Your article *precisely* describes my wife's behavior. She constantly misreads my moods, actions and comments, and in so doing, she becomes convinced that I'm angry or disappointed with her, even when I'm not. However, I'm quite forthcoming with her, and on those occasions when I *am* angry, I have no difficulty expressing myself. So what normally ends up happening is that she misreads me, I explain that I'm not upset, she refuses to accept that and presses the issue, and finally we get into an argument whereupon she goes "see, I KNEW you were angry."

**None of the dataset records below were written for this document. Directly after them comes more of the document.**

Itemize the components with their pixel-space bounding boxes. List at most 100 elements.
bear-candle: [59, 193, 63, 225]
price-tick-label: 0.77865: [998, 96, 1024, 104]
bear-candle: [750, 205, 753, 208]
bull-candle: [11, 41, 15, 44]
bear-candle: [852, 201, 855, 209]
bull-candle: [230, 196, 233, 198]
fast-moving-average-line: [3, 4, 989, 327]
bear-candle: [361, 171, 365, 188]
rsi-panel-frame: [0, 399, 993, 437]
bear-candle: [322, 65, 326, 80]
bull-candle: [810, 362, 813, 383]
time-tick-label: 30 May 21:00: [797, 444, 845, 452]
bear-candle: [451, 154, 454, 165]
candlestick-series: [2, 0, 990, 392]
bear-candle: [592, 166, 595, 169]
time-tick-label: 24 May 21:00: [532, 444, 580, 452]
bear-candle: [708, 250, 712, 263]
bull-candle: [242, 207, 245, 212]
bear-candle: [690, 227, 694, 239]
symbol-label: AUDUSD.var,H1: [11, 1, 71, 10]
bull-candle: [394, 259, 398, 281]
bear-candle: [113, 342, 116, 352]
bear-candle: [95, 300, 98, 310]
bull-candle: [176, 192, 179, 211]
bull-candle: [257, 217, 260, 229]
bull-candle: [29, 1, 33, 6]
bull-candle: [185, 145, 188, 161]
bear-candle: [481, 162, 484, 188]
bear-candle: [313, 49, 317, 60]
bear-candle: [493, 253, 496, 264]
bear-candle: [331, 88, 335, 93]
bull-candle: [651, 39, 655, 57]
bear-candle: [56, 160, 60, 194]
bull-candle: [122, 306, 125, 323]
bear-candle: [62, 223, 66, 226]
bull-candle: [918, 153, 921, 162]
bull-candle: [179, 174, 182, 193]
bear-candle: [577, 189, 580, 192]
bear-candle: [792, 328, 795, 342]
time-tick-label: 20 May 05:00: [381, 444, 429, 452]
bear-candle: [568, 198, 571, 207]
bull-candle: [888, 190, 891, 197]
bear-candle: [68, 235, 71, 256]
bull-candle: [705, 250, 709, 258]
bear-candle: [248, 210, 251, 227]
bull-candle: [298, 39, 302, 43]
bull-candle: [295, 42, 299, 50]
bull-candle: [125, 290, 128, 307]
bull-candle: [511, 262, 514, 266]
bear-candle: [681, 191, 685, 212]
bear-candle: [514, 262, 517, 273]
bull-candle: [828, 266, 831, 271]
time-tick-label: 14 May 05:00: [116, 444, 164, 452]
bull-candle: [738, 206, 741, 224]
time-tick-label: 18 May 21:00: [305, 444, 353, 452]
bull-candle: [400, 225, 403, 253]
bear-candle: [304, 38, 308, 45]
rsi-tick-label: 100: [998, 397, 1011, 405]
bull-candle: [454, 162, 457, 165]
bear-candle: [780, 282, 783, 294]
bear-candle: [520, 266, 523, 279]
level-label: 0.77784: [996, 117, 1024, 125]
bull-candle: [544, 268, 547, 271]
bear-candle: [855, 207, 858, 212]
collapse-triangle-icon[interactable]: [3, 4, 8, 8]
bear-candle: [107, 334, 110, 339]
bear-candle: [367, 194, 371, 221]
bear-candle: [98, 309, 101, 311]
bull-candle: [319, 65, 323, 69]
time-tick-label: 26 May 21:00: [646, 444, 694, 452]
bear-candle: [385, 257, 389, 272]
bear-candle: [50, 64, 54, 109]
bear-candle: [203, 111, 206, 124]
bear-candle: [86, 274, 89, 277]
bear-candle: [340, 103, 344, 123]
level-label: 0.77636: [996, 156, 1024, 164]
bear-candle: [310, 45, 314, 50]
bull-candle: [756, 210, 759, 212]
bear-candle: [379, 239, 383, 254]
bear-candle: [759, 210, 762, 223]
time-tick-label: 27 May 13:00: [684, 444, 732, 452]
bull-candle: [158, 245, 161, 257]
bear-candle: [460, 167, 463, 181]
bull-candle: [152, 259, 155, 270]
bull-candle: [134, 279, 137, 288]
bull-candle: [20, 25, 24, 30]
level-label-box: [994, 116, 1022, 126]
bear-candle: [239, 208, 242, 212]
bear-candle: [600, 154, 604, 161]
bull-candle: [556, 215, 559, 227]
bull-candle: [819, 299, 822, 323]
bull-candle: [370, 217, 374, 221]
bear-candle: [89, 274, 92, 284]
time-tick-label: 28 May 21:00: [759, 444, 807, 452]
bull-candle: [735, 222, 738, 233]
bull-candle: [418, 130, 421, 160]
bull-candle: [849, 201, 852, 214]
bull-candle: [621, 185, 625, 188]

Well, yeah. I'm angry NOW.

Even worse, our communication patterns in the other direction are exactly the opposite. She's got a 20-year history of being evasive and closemouthed about issues or complaints in our marriage -- and she refuses to acknowledge them when asked. Even worse, she'll return to a settled topic weeks or months later only to explain that she really isn't happy with the situation and that she didn't feel that she could talk about it before. This is a difficult situation for me, as I'm very solicitous of her opinions; I *want* feedback from her so that if I'm doing or saying upsetting or hurtful things, I can have an opportunity to adjust based on what she wants or needs.

I've explained to her that I can't adjust for her if I don't know what troubles her, but that seems to be ineffective. And I've reassured her many times that I'll tell her when I'm upset or angry -- so there's no need for her to leap to those sorts of conclusions.

It's a very difficult situation and has definitely become an intractable problem for us.